Politique provinciale et territoriale au Canada et au-delà



J14 - Roundtable: Mapping and Assessing IGR - Canada’s Economic (and Monetary) Union

Date: May 31 | Heure: 03:45pm to 05:15pm | Location: Classroom - CL 408 Room ID:15760

Joint Session / Séance conjointe : with Law and Public Policy Section

Chair/Président/Présidente : Grace Skogstad (University of Toronto)

Participants
Daniel Beland (University of Saskatchewan)
Kyle Hanniman (Queen’s University)
Christopher Kukucha (University of Lethbridge)
Amy Verdun (University of Victoria)

Canada’s provincial/territorial and federal governments both exercise jurisdictional authority in a number of areas that affect the performance of Canada’s economic and monetary union. These areas include fiscal policy, industrial policy, labour force development, agriculture, science and technology policy, and securities regulation.
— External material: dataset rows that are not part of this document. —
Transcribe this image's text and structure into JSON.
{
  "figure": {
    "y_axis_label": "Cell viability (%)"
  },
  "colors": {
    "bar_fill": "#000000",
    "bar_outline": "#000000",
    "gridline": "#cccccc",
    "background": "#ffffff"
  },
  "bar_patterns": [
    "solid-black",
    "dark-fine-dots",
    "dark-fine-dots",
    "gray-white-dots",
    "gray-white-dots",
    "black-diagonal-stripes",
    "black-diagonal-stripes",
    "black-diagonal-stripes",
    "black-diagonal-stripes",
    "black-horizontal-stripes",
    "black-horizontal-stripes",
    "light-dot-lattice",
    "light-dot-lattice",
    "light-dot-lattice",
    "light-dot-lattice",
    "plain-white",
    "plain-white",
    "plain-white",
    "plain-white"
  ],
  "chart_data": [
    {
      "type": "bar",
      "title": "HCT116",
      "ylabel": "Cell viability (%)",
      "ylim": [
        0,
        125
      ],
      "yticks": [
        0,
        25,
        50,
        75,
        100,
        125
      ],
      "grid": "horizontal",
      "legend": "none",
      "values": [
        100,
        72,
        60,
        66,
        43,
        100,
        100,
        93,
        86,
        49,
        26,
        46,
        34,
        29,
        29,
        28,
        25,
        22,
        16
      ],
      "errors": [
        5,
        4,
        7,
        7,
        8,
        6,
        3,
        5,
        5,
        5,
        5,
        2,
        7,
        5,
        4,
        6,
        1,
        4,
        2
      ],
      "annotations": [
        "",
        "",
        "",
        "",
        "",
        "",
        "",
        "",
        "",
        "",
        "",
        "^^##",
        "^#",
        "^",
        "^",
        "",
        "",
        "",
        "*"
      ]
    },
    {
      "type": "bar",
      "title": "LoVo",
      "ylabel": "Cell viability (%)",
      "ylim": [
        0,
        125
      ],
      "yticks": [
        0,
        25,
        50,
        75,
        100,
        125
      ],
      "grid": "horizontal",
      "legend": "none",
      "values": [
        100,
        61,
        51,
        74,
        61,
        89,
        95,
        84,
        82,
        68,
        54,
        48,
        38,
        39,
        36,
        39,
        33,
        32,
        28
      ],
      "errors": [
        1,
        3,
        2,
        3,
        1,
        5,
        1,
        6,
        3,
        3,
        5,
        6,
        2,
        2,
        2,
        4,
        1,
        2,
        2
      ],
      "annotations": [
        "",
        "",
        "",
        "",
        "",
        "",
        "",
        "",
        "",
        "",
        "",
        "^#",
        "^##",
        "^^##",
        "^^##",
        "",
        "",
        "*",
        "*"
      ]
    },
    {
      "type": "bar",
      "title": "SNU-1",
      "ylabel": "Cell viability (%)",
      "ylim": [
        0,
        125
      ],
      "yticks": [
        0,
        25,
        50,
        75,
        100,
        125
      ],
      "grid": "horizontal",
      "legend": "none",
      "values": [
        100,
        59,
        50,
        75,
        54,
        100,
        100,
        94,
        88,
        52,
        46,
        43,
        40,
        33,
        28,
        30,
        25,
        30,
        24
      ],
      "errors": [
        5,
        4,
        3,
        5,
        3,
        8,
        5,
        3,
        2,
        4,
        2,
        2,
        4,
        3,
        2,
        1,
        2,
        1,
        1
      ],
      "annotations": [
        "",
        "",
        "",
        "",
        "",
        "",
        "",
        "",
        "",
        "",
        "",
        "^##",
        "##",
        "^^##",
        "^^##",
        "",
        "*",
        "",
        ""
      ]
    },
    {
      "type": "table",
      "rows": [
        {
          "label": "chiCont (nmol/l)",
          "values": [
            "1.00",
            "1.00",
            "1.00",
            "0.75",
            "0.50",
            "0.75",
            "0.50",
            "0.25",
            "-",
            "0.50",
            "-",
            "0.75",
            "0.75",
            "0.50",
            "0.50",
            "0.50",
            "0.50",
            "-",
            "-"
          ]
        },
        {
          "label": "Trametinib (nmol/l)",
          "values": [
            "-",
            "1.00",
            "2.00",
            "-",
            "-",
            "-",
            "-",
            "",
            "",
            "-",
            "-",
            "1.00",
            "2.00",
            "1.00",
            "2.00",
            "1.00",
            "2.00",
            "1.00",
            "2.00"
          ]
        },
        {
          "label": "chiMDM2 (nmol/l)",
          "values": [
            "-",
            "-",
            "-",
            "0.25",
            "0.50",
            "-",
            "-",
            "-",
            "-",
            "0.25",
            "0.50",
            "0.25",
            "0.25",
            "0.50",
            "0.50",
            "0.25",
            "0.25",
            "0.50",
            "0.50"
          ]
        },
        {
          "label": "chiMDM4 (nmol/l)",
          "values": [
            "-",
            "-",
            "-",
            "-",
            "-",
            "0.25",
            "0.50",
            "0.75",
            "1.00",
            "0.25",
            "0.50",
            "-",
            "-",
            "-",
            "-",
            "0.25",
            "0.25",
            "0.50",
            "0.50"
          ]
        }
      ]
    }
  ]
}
In other areas, such as monetary policy, external trade agreements, and equalization, Ottawa has the jurisdictional levers. Even where one government exercises predominant legal authority for a policy area, jurisdictional spillovers—such as those with respect to the environment and the economy-- heighten imperatives for intergovernmental policy coordination. This panel will examine intergovernmental relations with respect to the Canadian economic and monetary union by addressing the following questions. How have Canada’s FTP governments exercised their powers with respect to the economic union? Have they proceeded unilaterally or through coordination and harmonization with other governments? Where their pattern of intergovernmental relations has changed over time, what has prompted the change (for example, towards greater or lesser collaboration)? And what are the outputs of these intergovernmental relations, including for the performance of Canada’s economic union and the distribution and redistribution of wealth across individuals and regions?